A photograph of the iceberg that sank the Titanic is to be auctioned in America next month - thought to be one of the only images of the iceberg in existence.
No images taken from Titanic's deck survived the collision, which caused the loss of 1,502 lives.
The picture was taken by the captain of a different steam ship, the S.S. Etonian, two days before the fatal collision that sank the Titanic.
It was photographed in the correct area, and matches descriptions and sketches of the fatal iceberg.
A caption by Captain W F Wood identifies it as the 'blueberg' - tinted blue by the sun's rays - that sank the Titanic in three hours.
Sketches by sailors on board the Titanic - including Frederic Fleet, the lookout who first spotted it - look 'eerily similar' to the photograph, according to U.S. auctioneer R R Auctions.
The 13"x11" photo will go on sale on December 13. It is expected to fetch $10,000.
The auctioneer says, "There are, of course, no surviving photographs of the iceberg taken from Titanic’s deck on that fateful night, several photographs of icebergs in the vicinity of the collision, taken before and after the event, have been offered throughout the years as candidates for the iceberg responsible for the disaster."

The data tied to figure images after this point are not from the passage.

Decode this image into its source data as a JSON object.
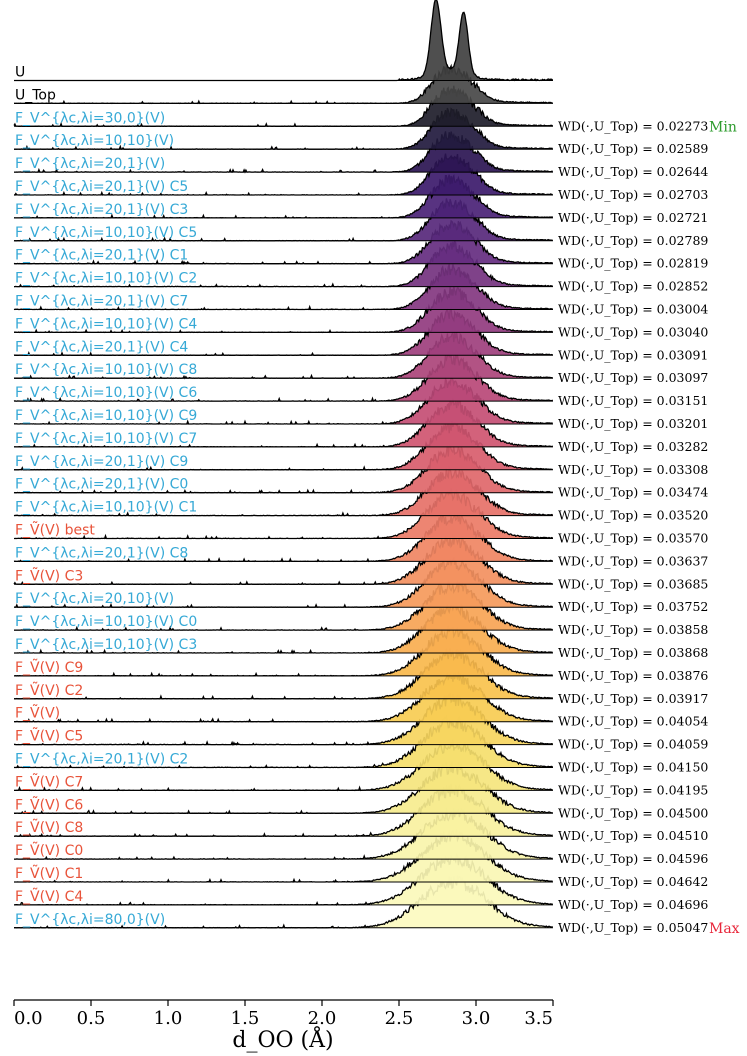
{
  "chart_data": {
    "type": "ridgeline",
    "xlabel": "d_OO (Å)",
    "xlim": [
      0.0,
      3.5
    ],
    "xticks": [
      "0.0",
      "0.5",
      "1.0",
      "1.5",
      "2.0",
      "2.5",
      "3.0",
      "3.5"
    ],
    "x_tick_values": [
      0.0,
      0.5,
      1.0,
      1.5,
      2.0,
      2.5,
      3.0,
      3.5
    ],
    "wd_label_prefix": "WD(·,U_Top) = ",
    "min_label": "Min",
    "max_label": "Max",
    "colors": {
      "min": "#2e9c2e",
      "max": "#e8263a",
      "cyan": "#36a9d6",
      "red": "#e8533a"
    },
    "series": [
      {
        "label": "U",
        "color": "#000000",
        "wd": null,
        "fill": "#404040"
      },
      {
        "label": "U_Top",
        "color": "#000000",
        "wd": null,
        "fill": "#484848"
      },
      {
        "label": "F_V^{λc,λi=30,0}(V)",
        "color": "#36a9d6",
        "wd": "0.02273",
        "fill": "#1e1d2a"
      },
      {
        "label": "F_V^{λc,λi=10,10}(V)",
        "color": "#36a9d6",
        "wd": "0.02589",
        "fill": "#221a3e"
      },
      {
        "label": "F_V^{λc,λi=20,1}(V)",
        "color": "#36a9d6",
        "wd": "0.02644",
        "fill": "#2b1552"
      },
      {
        "label": "F_V^{λc,λi=20,1}(V) C5",
        "color": "#36a9d6",
        "wd": "0.02703",
        "fill": "#3c1a6b"
      },
      {
        "label": "F_V^{λc,λi=20,1}(V) C3",
        "color": "#36a9d6",
        "wd": "0.02721",
        "fill": "#4a2276"
      },
      {
        "label": "F_V^{λc,λi=10,10}(V) C5",
        "color": "#36a9d6",
        "wd": "0.02789",
        "fill": "#57287b"
      },
      {
        "label": "F_V^{λc,λi=20,1}(V) C1",
        "color": "#36a9d6",
        "wd": "0.02819",
        "fill": "#652d80"
      },
      {
        "label": "F_V^{λc,λi=10,10}(V) C2",
        "color": "#36a9d6",
        "wd": "0.02852",
        "fill": "#74327f"
      },
      {
        "label": "F_V^{λc,λi=20,1}(V) C7",
        "color": "#36a9d6",
        "wd": "0.03004",
        "fill": "#833780"
      },
      {
        "label": "F_V^{λc,λi=10,10}(V) C4",
        "color": "#36a9d6",
        "wd": "0.03040",
        "fill": "#913b7f"
      },
      {
        "label": "F_V^{λc,λi=20,1}(V) C4",
        "color": "#36a9d6",
        "wd": "0.03091",
        "fill": "#9e3f7d"
      },
      {
        "label": "F_V^{λc,λi=10,10}(V) C8",
        "color": "#36a9d6",
        "wd": "0.03097",
        "fill": "#ab447a"
      },
      {
        "label": "F_V^{λc,λi=10,10}(V) C6",
        "color": "#36a9d6",
        "wd": "0.03151",
        "fill": "#b84877"
      },
      {
        "label": "F_V^{λc,λi=10,10}(V) C9",
        "color": "#36a9d6",
        "wd": "0.03201",
        "fill": "#c44e74"
      },
      {
        "label": "F_V^{λc,λi=10,10}(V) C7",
        "color": "#36a9d6",
        "wd": "0.03282",
        "fill": "#cf5570"
      },
      {
        "label": "F_V^{λc,λi=20,1}(V) C9",
        "color": "#36a9d6",
        "wd": "0.03308",
        "fill": "#d85d6c"
      },
      {
        "label": "F_V^{λc,λi=20,1}(V) C0",
        "color": "#36a9d6",
        "wd": "0.03474",
        "fill": "#e0676a"
      },
      {
        "label": "F_V^{λc,λi=10,10}(V) C1",
        "color": "#36a9d6",
        "wd": "0.03520",
        "fill": "#e67168"
      },
      {
        "label": "F_Ṽ(V) best",
        "color": "#e8533a",
        "wd": "0.03570",
        "fill": "#eb7b66"
      },
      {
        "label": "F_V^{λc,λi=20,1}(V) C8",
        "color": "#36a9d6",
        "wd": "0.03637",
        "fill": "#f08563"
      },
      {
        "label": "F_Ṽ(V) C3",
        "color": "#e8533a",
        "wd": "0.03685",
        "fill": "#f39060"
      },
      {
        "label": "F_V^{λc,λi=20,10}(V)",
        "color": "#36a9d6",
        "wd": "0.03752",
        "fill": "#f59a5b"
      },
      {
        "label": "F_V^{λc,λi=10,10}(V) C0",
        "color": "#36a9d6",
        "wd": "0.03858",
        "fill": "#f7a455"
      },
      {
        "label": "F_V^{λc,λi=10,10}(V) C3",
        "color": "#36a9d6",
        "wd": "0.03868",
        "fill": "#f8ae50"
      },
      {
        "label": "F_Ṽ(V) C9",
        "color": "#e8533a",
        "wd": "0.03876",
        "fill": "#f8b84c"
      },
      {
        "label": "F_Ṽ(V) C2",
        "color": "#e8533a",
        "wd": "0.03917",
        "fill": "#f8c24d"
      },
      {
        "label": "F_Ṽ(V)",
        "color": "#e8533a",
        "wd": "0.04054",
        "fill": "#f7cc53"
      },
      {
        "label": "F_Ṽ(V) C5",
        "color": "#e8533a",
        "wd": "0.04059",
        "fill": "#f6d55e"
      },
      {
        "label": "F_V^{λc,λi=20,1}(V) C2",
        "color": "#36a9d6",
        "wd": "0.04150",
        "fill": "#f5de6d"
      },
      {
        "label": "F_Ṽ(V) C7",
        "color": "#e8533a",
        "wd": "0.04195",
        "fill": "#f5e57d"
      },
      {
        "label": "F_Ṽ(V) C6",
        "color": "#e8533a",
        "wd": "0.04500",
        "fill": "#f6ec8e"
      },
      {
        "label": "F_Ṽ(V) C8",
        "color": "#e8533a",
        "wd": "0.04510",
        "fill": "#f8f19f"
      },
      {
        "label": "F_Ṽ(V) C0",
        "color": "#e8533a",
        "wd": "0.04596",
        "fill": "#f9f4ab"
      },
      {
        "label": "F_Ṽ(V) C1",
        "color": "#e8533a",
        "wd": "0.04642",
        "fill": "#faf6b4"
      },
      {
        "label": "F_Ṽ(V) C4",
        "color": "#e8533a",
        "wd": "0.04696",
        "fill": "#fbf8bb"
      },
      {
        "label": "F_V^{λc,λi=80,0}(V)",
        "color": "#36a9d6",
        "wd": "0.05047",
        "fill": "#fcfac0"
      }
    ]
  }
}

"The fact that the particular iceberg in the Etonian image offered here is known to have been photographed at a position arguably 2-3 days’ iceberg travel time to Titanic’s foundering position, and that it substantially matches both the sketches drawn by Titanic’s crewmen and the photo taken after the ship went down, allows noted Titanic experts to establish this photograph as capturing the iceberg everyone has been talking about for the past century."